Em dado momento de “Crepúsculo dos Deuses”, Joe e Norma assistem aos antigos filmes mudos que a atriz protagonizou

São estes os sentimentos que emanam da tela, pelo retrato cínico e poderoso de Wilder. Suas escolhas de enquadramentos e a forma como usa a profundidade de campo dão um sentido ainda maior ao que o roteiro sugere. Norma é uma estrela, um ser mitológico, uma figura levantada a um patamar divino e, se ela se sente e se enxerga como uma deusa, nada mais simbólico do que viver em um palácio que funciona como um santuário. O diretor capta os cenários imponentes e adornados para mostrar o luxo que a atriz ostenta e evidenciar tanto a possibilidade do sucesso, quanto o vazio dessas conquistas e o impacto da solidão na atriz.

O grande tema nessa conversa sobre fama e cultura das celebridades é, sobretudo, o próprio cinema. Wilder é claro, crítico e duro no retrato que faz em Crepúsculo dos Deuses e, talvez, o mais interessante deste discurso é o compromisso que tem com a metalinguagem. Já que o longa é, também, uma história de amor melancólica em relação à própria arte, o diretor opta por tecer essa narrativa dando espaço a figuras importantes do cinema mudo e que foram relegadas ao esquecimento.

A atuação de Gloria Swanson – prestigiada atriz de filmes mudos – é pautada na excentricidade da personalidade de Norma e, principalmente, na expressividade facial, no exagero, no comportamento por vezes performático que tanto marcou o tom das atuações dos filmes mudos. Swanson mais do que entende o que a personagem simboliza, ela mesma foi uma das figuras mais marcantes a estabelecer este padrão.

Dando mais peso à metalinguagem, Billy Wilder insere na trama Erich Von Stroheim – prolífico diretor que trabalhou com Swanson em diversos projetos – como o mordomo de Norma Desmond, e Cecil B. DeMille, icônico cineasta dos filmes mudos, interpretando a si mesmo.

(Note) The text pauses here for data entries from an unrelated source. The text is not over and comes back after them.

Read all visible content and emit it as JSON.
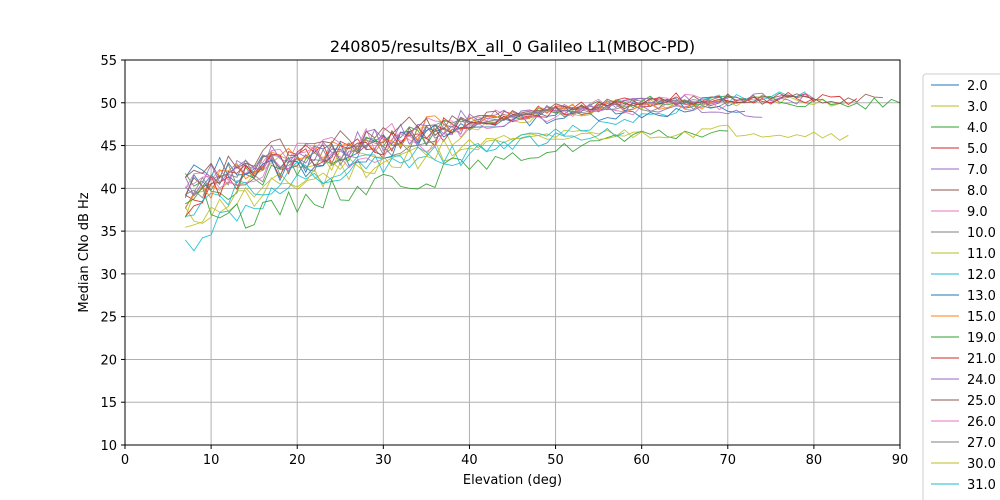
{
  "chart_data": {
    "type": "line",
    "title": "240805/results/BX_all_0 Galileo L1(MBOC-PD)",
    "xlabel": "Elevation (deg)",
    "ylabel": "Median CNo dB Hz",
    "xlim": [
      0,
      90
    ],
    "ylim": [
      10,
      55
    ],
    "xticks": [
      0,
      10,
      20,
      30,
      40,
      50,
      60,
      70,
      80,
      90
    ],
    "yticks": [
      10,
      15,
      20,
      25,
      30,
      35,
      40,
      45,
      50,
      55
    ],
    "grid": true,
    "legend_position": "right, outside plot (clipped at bottom)",
    "series": [
      {
        "name": "2.0",
        "color": "#1f77b4",
        "x": [
          7,
          10,
          15,
          20,
          25,
          30,
          35,
          40,
          45,
          50,
          55,
          60,
          65,
          70,
          72
        ],
        "y": [
          39.8,
          41.0,
          42.3,
          43.2,
          44.3,
          45.3,
          46.4,
          47.6,
          48.3,
          49.0,
          49.2,
          49.6,
          49.9,
          50.1,
          50.0
        ]
      },
      {
        "name": "3.0",
        "color": "#bcbd22",
        "x": [
          7,
          10,
          15,
          20,
          25,
          30,
          35,
          40,
          45,
          50,
          55,
          60,
          65,
          70,
          75,
          80,
          84
        ],
        "y": [
          38.0,
          40.0,
          41.8,
          42.8,
          43.8,
          44.8,
          45.8,
          47.2,
          48.2,
          48.8,
          49.3,
          49.8,
          50.0,
          50.2,
          50.3,
          50.2,
          50.0
        ]
      },
      {
        "name": "4.0",
        "color": "#2ca02c",
        "x": [
          7,
          10,
          15,
          20,
          25,
          30,
          35,
          40,
          45,
          50,
          55,
          60,
          65,
          70,
          75,
          80,
          85,
          90
        ],
        "y": [
          40.5,
          39.5,
          41.3,
          42.8,
          44.0,
          45.0,
          46.2,
          47.4,
          48.4,
          49.2,
          49.7,
          50.1,
          50.3,
          50.4,
          50.3,
          50.0,
          49.8,
          50.0
        ]
      },
      {
        "name": "5.0",
        "color": "#d62728",
        "x": [
          7,
          10,
          15,
          20,
          25,
          30,
          35,
          40,
          45,
          50,
          55,
          60,
          65,
          70,
          75,
          80,
          85
        ],
        "y": [
          38.5,
          40.6,
          42.0,
          43.0,
          44.2,
          45.2,
          46.3,
          47.6,
          48.5,
          49.3,
          49.8,
          50.2,
          50.5,
          50.6,
          50.5,
          50.4,
          50.5
        ]
      },
      {
        "name": "7.0",
        "color": "#9467bd",
        "x": [
          7,
          10,
          15,
          20,
          25,
          30,
          35,
          40,
          45,
          50,
          55,
          60,
          65,
          70,
          74
        ],
        "y": [
          40.0,
          41.2,
          42.6,
          43.6,
          44.6,
          45.6,
          46.6,
          47.8,
          48.6,
          49.2,
          49.5,
          49.7,
          49.3,
          48.8,
          48.3
        ]
      },
      {
        "name": "8.0",
        "color": "#8c564b",
        "x": [
          7,
          10,
          15,
          20,
          25,
          30,
          35,
          40,
          45,
          50,
          55,
          60,
          65,
          70,
          75,
          80,
          85,
          88
        ],
        "y": [
          39.5,
          40.8,
          42.3,
          43.6,
          44.6,
          45.5,
          46.5,
          47.7,
          48.5,
          49.1,
          49.6,
          50.0,
          50.2,
          50.4,
          50.5,
          50.6,
          50.6,
          50.6
        ]
      },
      {
        "name": "9.0",
        "color": "#e377c2",
        "x": [
          7,
          10,
          15,
          20,
          25,
          30,
          35,
          40,
          45,
          50,
          55,
          60,
          65,
          70
        ],
        "y": [
          40.8,
          41.5,
          43.0,
          44.0,
          44.8,
          45.8,
          46.8,
          48.0,
          48.8,
          49.4,
          49.8,
          50.2,
          50.4,
          50.6
        ]
      },
      {
        "name": "10.0",
        "color": "#7f7f7f",
        "x": [
          7,
          10,
          15,
          20,
          25,
          30,
          35,
          40,
          45,
          50,
          55,
          60,
          65,
          70
        ],
        "y": [
          39.0,
          40.5,
          42.0,
          43.2,
          44.2,
          45.2,
          46.2,
          47.5,
          48.3,
          49.0,
          49.5,
          49.8,
          50.0,
          50.1
        ]
      },
      {
        "name": "11.0",
        "color": "#bcbd22",
        "x": [
          7,
          10,
          15,
          20,
          25,
          30,
          35,
          40,
          45,
          50,
          55,
          60
        ],
        "y": [
          36.5,
          37.5,
          39.5,
          40.8,
          42.0,
          43.2,
          44.3,
          45.2,
          45.8,
          46.2,
          46.4,
          46.6
        ]
      },
      {
        "name": "12.0",
        "color": "#17becf",
        "x": [
          7,
          10,
          15,
          20,
          25,
          30,
          35,
          40,
          45,
          50,
          55,
          60,
          65,
          70,
          75,
          79
        ],
        "y": [
          33.2,
          35.6,
          38.2,
          40.0,
          41.3,
          42.6,
          43.5,
          44.4,
          45.5,
          46.5,
          47.5,
          48.5,
          49.6,
          50.5,
          51.0,
          51.3
        ]
      },
      {
        "name": "13.0",
        "color": "#1f77b4",
        "x": [
          7,
          10,
          15,
          20,
          25,
          30,
          35,
          40,
          45,
          50,
          55,
          60,
          65,
          70,
          72
        ],
        "y": [
          41.0,
          42.5,
          41.8,
          42.5,
          43.8,
          44.8,
          45.8,
          47.0,
          47.8,
          48.3,
          48.6,
          48.8,
          49.0,
          49.2,
          49.0
        ]
      },
      {
        "name": "15.0",
        "color": "#ff7f0e",
        "x": [
          7,
          10,
          15,
          20,
          25,
          30,
          35,
          40,
          45,
          50,
          55,
          60,
          65,
          70
        ],
        "y": [
          38.0,
          40.2,
          42.5,
          43.8,
          44.8,
          45.8,
          46.8,
          47.8,
          48.5,
          49.0,
          49.4,
          49.7,
          49.9,
          50.0
        ]
      },
      {
        "name": "19.0",
        "color": "#2ca02c",
        "x": [
          7,
          10,
          15,
          20,
          25,
          30,
          35,
          40,
          45,
          50,
          55,
          60,
          65,
          70
        ],
        "y": [
          39.0,
          38.5,
          36.5,
          38.5,
          39.8,
          40.8,
          41.5,
          42.5,
          43.5,
          44.5,
          45.5,
          46.0,
          46.4,
          46.7
        ]
      },
      {
        "name": "21.0",
        "color": "#d62728",
        "x": [
          7,
          10,
          15,
          20,
          25,
          30,
          35,
          40,
          45,
          50,
          55,
          60,
          65,
          70,
          75,
          80
        ],
        "y": [
          38.0,
          40.0,
          42.2,
          43.3,
          44.3,
          45.2,
          46.2,
          47.4,
          48.3,
          49.0,
          49.6,
          50.0,
          50.3,
          50.5,
          50.6,
          50.5
        ]
      },
      {
        "name": "24.0",
        "color": "#9467bd",
        "x": [
          7,
          10,
          15,
          20,
          25,
          30,
          35,
          40,
          45,
          50,
          55,
          60,
          65,
          70,
          75,
          80
        ],
        "y": [
          40.0,
          41.5,
          43.2,
          44.2,
          45.0,
          46.0,
          47.0,
          48.0,
          48.7,
          49.2,
          49.6,
          50.0,
          50.2,
          50.4,
          50.5,
          50.5
        ]
      },
      {
        "name": "25.0",
        "color": "#8c564b",
        "x": [
          7,
          10,
          15,
          20,
          25,
          30,
          35,
          40,
          45,
          50,
          55,
          60,
          65,
          70,
          75,
          80
        ],
        "y": [
          40.5,
          41.8,
          43.5,
          44.8,
          45.5,
          46.3,
          47.2,
          48.0,
          48.7,
          49.3,
          49.7,
          50.0,
          50.2,
          50.4,
          50.5,
          50.4
        ]
      },
      {
        "name": "26.0",
        "color": "#e377c2",
        "x": [
          7,
          10,
          15,
          20,
          25,
          30,
          35,
          40,
          45,
          50,
          55,
          60,
          65,
          70
        ],
        "y": [
          39.8,
          40.5,
          41.8,
          42.8,
          43.8,
          44.8,
          45.8,
          47.0,
          47.8,
          48.4,
          48.9,
          49.3,
          49.6,
          49.8
        ]
      },
      {
        "name": "27.0",
        "color": "#7f7f7f",
        "x": [
          7,
          10,
          15,
          20,
          25,
          30,
          35,
          40,
          45,
          50,
          55,
          60,
          65,
          70
        ],
        "y": [
          39.5,
          40.8,
          42.2,
          43.2,
          44.2,
          45.2,
          46.2,
          47.4,
          48.2,
          48.8,
          49.2,
          49.6,
          49.8,
          50.0
        ]
      },
      {
        "name": "30.0",
        "color": "#bcbd22",
        "x": [
          7,
          10,
          15,
          20,
          25,
          30,
          35,
          40,
          45,
          50,
          55,
          60,
          65,
          70,
          75,
          80,
          84
        ],
        "y": [
          36.2,
          37.2,
          39.0,
          40.5,
          41.8,
          43.0,
          44.0,
          44.8,
          45.3,
          45.8,
          46.2,
          46.4,
          46.6,
          46.8,
          46.6,
          46.4,
          46.2
        ]
      },
      {
        "name": "31.0",
        "color": "#17becf",
        "x": [
          7,
          10,
          15,
          20,
          25,
          30,
          35,
          40,
          45,
          50,
          55,
          58
        ],
        "y": [
          38.0,
          39.0,
          40.5,
          41.5,
          42.5,
          43.2,
          43.8,
          44.5,
          45.2,
          45.8,
          46.3,
          46.5
        ]
      }
    ]
  }
}
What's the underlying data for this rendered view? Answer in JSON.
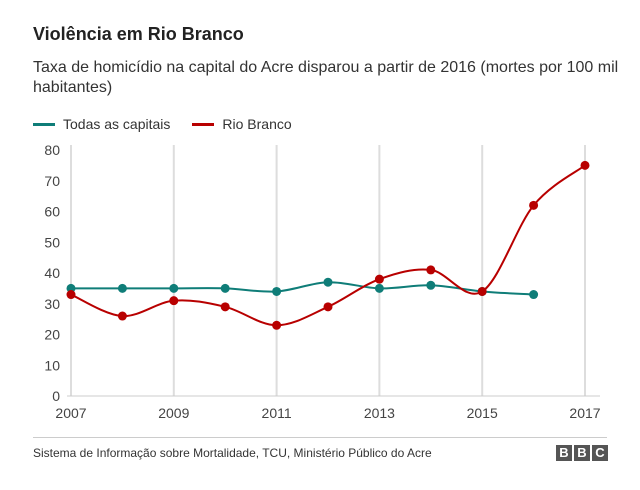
{
  "chart_data": {
    "type": "line",
    "title": "Violência em Rio Branco",
    "subtitle": "Taxa de homicídio na capital do Acre disparou a partir de 2016 (mortes por 100 mil habitantes)",
    "xlabel": "",
    "ylabel": "",
    "xlim": [
      2007,
      2017
    ],
    "ylim": [
      0,
      80
    ],
    "x_ticks": [
      2007,
      2009,
      2011,
      2013,
      2015,
      2017
    ],
    "y_ticks": [
      0,
      10,
      20,
      30,
      40,
      50,
      60,
      70,
      80
    ],
    "grid": "vertical",
    "legend": "top-left",
    "series": [
      {
        "name": "Todas as capitais",
        "color": "#0f7d78",
        "x": [
          2007,
          2008,
          2009,
          2010,
          2011,
          2012,
          2013,
          2014,
          2015,
          2016
        ],
        "values": [
          35,
          35,
          35,
          35,
          34,
          37,
          35,
          36,
          34,
          33
        ]
      },
      {
        "name": "Rio Branco",
        "color": "#b80000",
        "x": [
          2007,
          2008,
          2009,
          2010,
          2011,
          2012,
          2013,
          2014,
          2015,
          2016,
          2017
        ],
        "values": [
          33,
          26,
          31,
          29,
          23,
          29,
          38,
          41,
          34,
          62,
          75
        ]
      }
    ]
  },
  "source": "Sistema de Informação sobre Mortalidade, TCU, Ministério Público do Acre",
  "logo": [
    "B",
    "B",
    "C"
  ]
}
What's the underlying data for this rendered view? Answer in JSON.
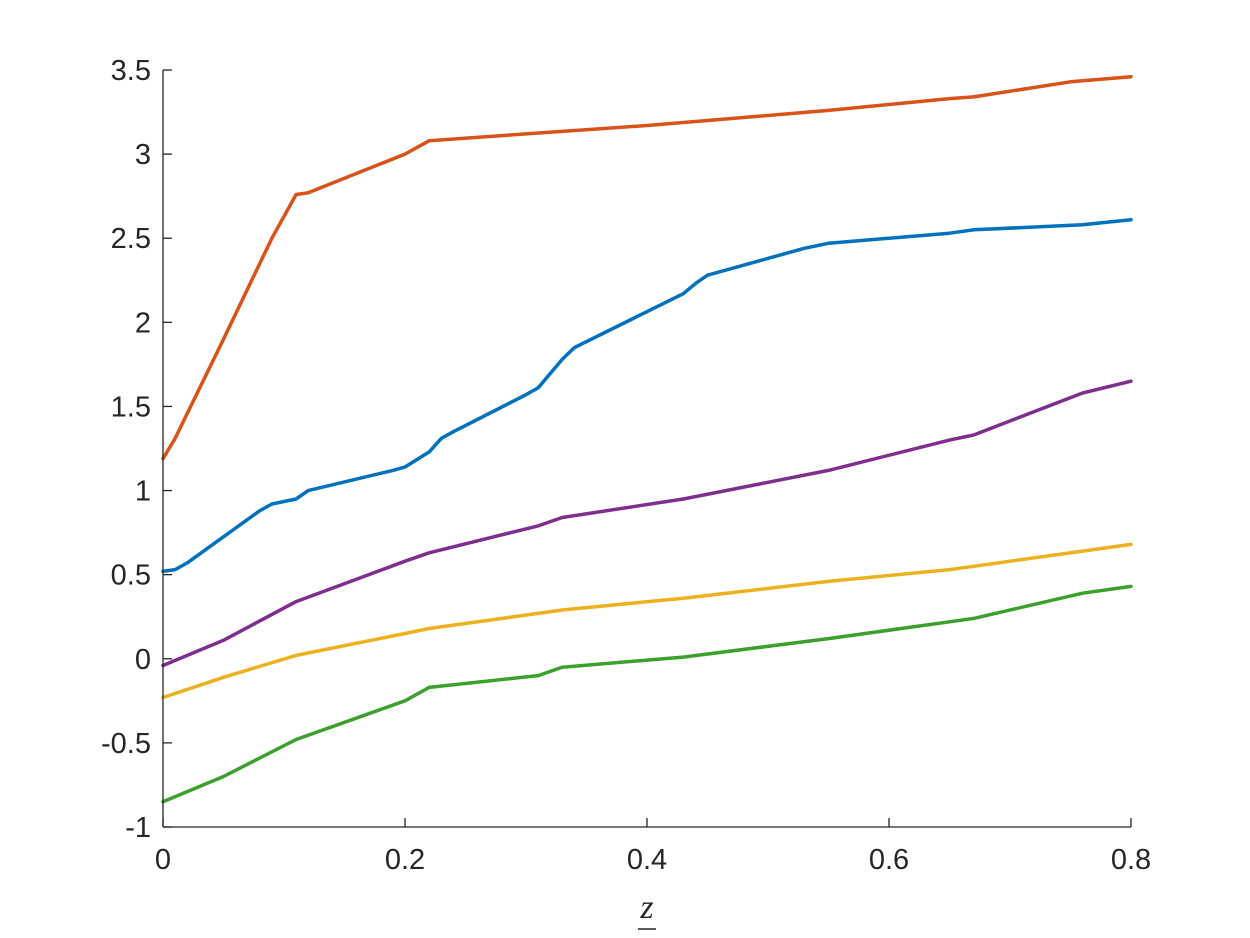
{
  "chart_data": {
    "type": "line",
    "xlabel": "z",
    "ylabel": "",
    "title": "",
    "xlim": [
      0,
      0.8
    ],
    "ylim": [
      -1,
      3.5
    ],
    "xticks": [
      "0",
      "0.2",
      "0.4",
      "0.6",
      "0.8"
    ],
    "yticks": [
      "-1",
      "-0.5",
      "0",
      "0.5",
      "1",
      "1.5",
      "2",
      "2.5",
      "3",
      "3.5"
    ],
    "grid": false,
    "series": [
      {
        "color": "#D95319",
        "points": [
          [
            0,
            1.19
          ],
          [
            0.01,
            1.31
          ],
          [
            0.05,
            1.9
          ],
          [
            0.09,
            2.5
          ],
          [
            0.11,
            2.76
          ],
          [
            0.12,
            2.77
          ],
          [
            0.2,
            3.0
          ],
          [
            0.22,
            3.08
          ],
          [
            0.3,
            3.12
          ],
          [
            0.4,
            3.17
          ],
          [
            0.45,
            3.2
          ],
          [
            0.55,
            3.26
          ],
          [
            0.65,
            3.33
          ],
          [
            0.67,
            3.34
          ],
          [
            0.75,
            3.43
          ],
          [
            0.8,
            3.46
          ]
        ]
      },
      {
        "color": "#0072BD",
        "points": [
          [
            0,
            0.52
          ],
          [
            0.01,
            0.53
          ],
          [
            0.02,
            0.57
          ],
          [
            0.08,
            0.88
          ],
          [
            0.09,
            0.92
          ],
          [
            0.11,
            0.95
          ],
          [
            0.12,
            1.0
          ],
          [
            0.19,
            1.12
          ],
          [
            0.2,
            1.14
          ],
          [
            0.22,
            1.23
          ],
          [
            0.23,
            1.31
          ],
          [
            0.24,
            1.35
          ],
          [
            0.3,
            1.57
          ],
          [
            0.31,
            1.61
          ],
          [
            0.33,
            1.78
          ],
          [
            0.34,
            1.85
          ],
          [
            0.43,
            2.17
          ],
          [
            0.44,
            2.23
          ],
          [
            0.45,
            2.28
          ],
          [
            0.53,
            2.44
          ],
          [
            0.55,
            2.47
          ],
          [
            0.65,
            2.53
          ],
          [
            0.67,
            2.55
          ],
          [
            0.76,
            2.58
          ],
          [
            0.8,
            2.61
          ]
        ]
      },
      {
        "color": "#7E2F8E",
        "points": [
          [
            0,
            -0.04
          ],
          [
            0.05,
            0.11
          ],
          [
            0.11,
            0.34
          ],
          [
            0.2,
            0.58
          ],
          [
            0.22,
            0.63
          ],
          [
            0.31,
            0.79
          ],
          [
            0.33,
            0.84
          ],
          [
            0.43,
            0.95
          ],
          [
            0.55,
            1.12
          ],
          [
            0.65,
            1.3
          ],
          [
            0.67,
            1.33
          ],
          [
            0.76,
            1.58
          ],
          [
            0.8,
            1.65
          ]
        ]
      },
      {
        "color": "#EDB120",
        "points": [
          [
            0,
            -0.23
          ],
          [
            0.05,
            -0.11
          ],
          [
            0.11,
            0.02
          ],
          [
            0.2,
            0.15
          ],
          [
            0.22,
            0.18
          ],
          [
            0.31,
            0.27
          ],
          [
            0.33,
            0.29
          ],
          [
            0.43,
            0.36
          ],
          [
            0.55,
            0.46
          ],
          [
            0.65,
            0.53
          ],
          [
            0.67,
            0.55
          ],
          [
            0.76,
            0.64
          ],
          [
            0.8,
            0.68
          ]
        ]
      },
      {
        "color": "#3CA02D",
        "points": [
          [
            0,
            -0.85
          ],
          [
            0.05,
            -0.7
          ],
          [
            0.11,
            -0.48
          ],
          [
            0.2,
            -0.25
          ],
          [
            0.22,
            -0.17
          ],
          [
            0.31,
            -0.1
          ],
          [
            0.33,
            -0.05
          ],
          [
            0.43,
            0.01
          ],
          [
            0.55,
            0.12
          ],
          [
            0.65,
            0.22
          ],
          [
            0.67,
            0.24
          ],
          [
            0.76,
            0.39
          ],
          [
            0.8,
            0.43
          ]
        ]
      }
    ]
  }
}
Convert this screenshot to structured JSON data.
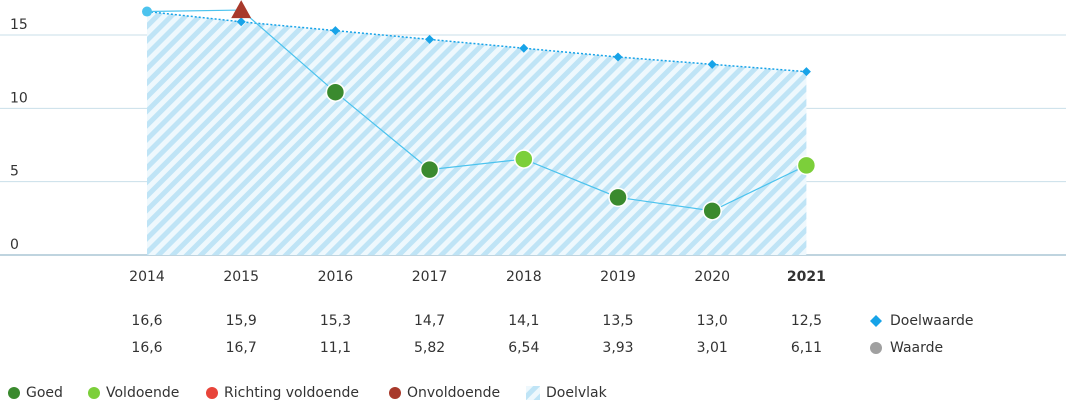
{
  "chart_data": {
    "type": "line",
    "categories": [
      "2014",
      "2015",
      "2016",
      "2017",
      "2018",
      "2019",
      "2020",
      "2021"
    ],
    "bold_category_index": 7,
    "ylim": [
      0,
      17
    ],
    "yticks": [
      0,
      5,
      10,
      15
    ],
    "grid": true,
    "series": [
      {
        "name": "Doelwaarde",
        "color": "#17a3e8",
        "style": "dotted",
        "marker": "diamond",
        "values": [
          16.6,
          15.9,
          15.3,
          14.7,
          14.1,
          13.5,
          13.0,
          12.5
        ],
        "value_labels": [
          "16,6",
          "15,9",
          "15,3",
          "14,7",
          "14,1",
          "13,5",
          "13,0",
          "12,5"
        ]
      },
      {
        "name": "Waarde",
        "color": "#4cc3ee",
        "legend_color": "#a0a0a0",
        "style": "solid",
        "marker": "circle",
        "values": [
          16.6,
          16.7,
          11.1,
          5.82,
          6.54,
          3.93,
          3.01,
          6.11
        ],
        "value_labels": [
          "16,6",
          "16,7",
          "11,1",
          "5,82",
          "6,54",
          "3,93",
          "3,01",
          "6,11"
        ],
        "markers": [
          null,
          {
            "shape": "triangle",
            "color": "#a8392b"
          },
          {
            "shape": "circle",
            "color": "#3a8a2e"
          },
          {
            "shape": "circle",
            "color": "#3a8a2e"
          },
          {
            "shape": "circle",
            "color": "#7ccf3a"
          },
          {
            "shape": "circle",
            "color": "#3a8a2e"
          },
          {
            "shape": "circle",
            "color": "#3a8a2e"
          },
          {
            "shape": "circle",
            "color": "#7ccf3a"
          }
        ]
      }
    ],
    "status_legend": [
      {
        "name": "Goed",
        "color": "#3a8a2e"
      },
      {
        "name": "Voldoende",
        "color": "#7ccf3a"
      },
      {
        "name": "Richting voldoende",
        "color": "#e8443a"
      },
      {
        "name": "Onvoldoende",
        "color": "#a8392b"
      }
    ],
    "area_legend": {
      "name": "Doelvlak",
      "color": "#bfe4f6"
    }
  }
}
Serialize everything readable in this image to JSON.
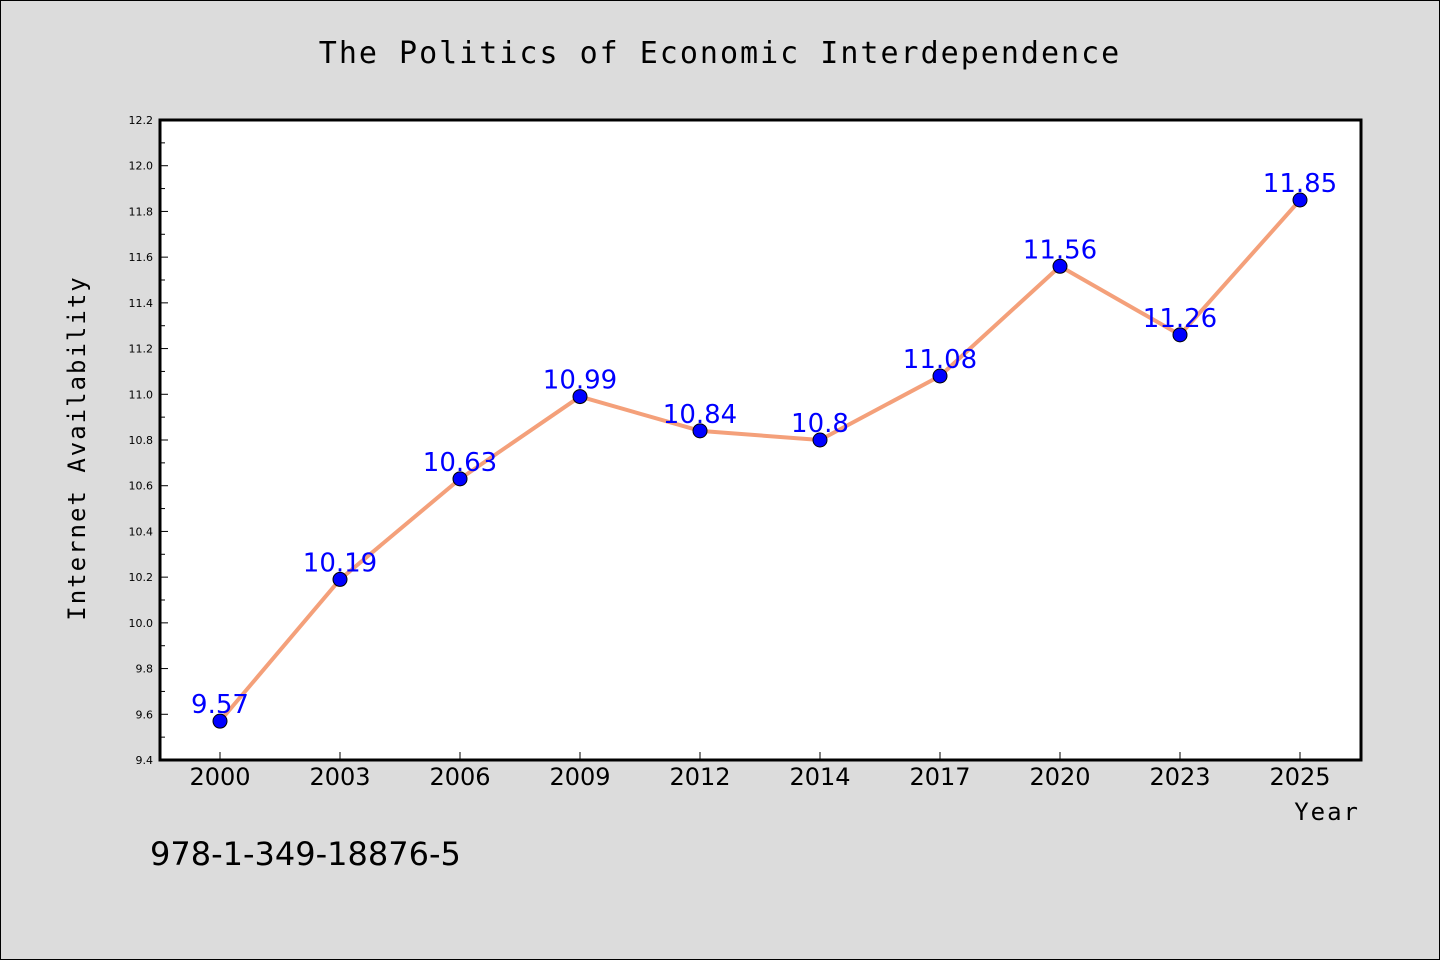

Estas figuras ilustres, gradativamente esquecidas quando o cinema sonoro caminhou em ritmo acelerado, potencializam as críticas de Wilder em uma dialética que trabalha o cinema como objeto de estudo e crítica de si mesmo.

Gloria Swanson e William Holden

Dessa história contada por um “narrador-fantasma”, que de tanto almejar o status de celebridade no efêmero mundo de Hollywood só alcançou a morte, temos como encerramento um dos planos mais bonitos já captados. Na busca pelo tão desejado close-up, fosse ele de Norma Desmond ou de Joe Gillis, o filme fecha com a turva imagem de uma alucinação. Se a atriz é retratada como um ser divino em seu santuário, nada mais coerente encerrar Crepúsculo dos Deuses como um devaneio crítico, melancólico e transcendental.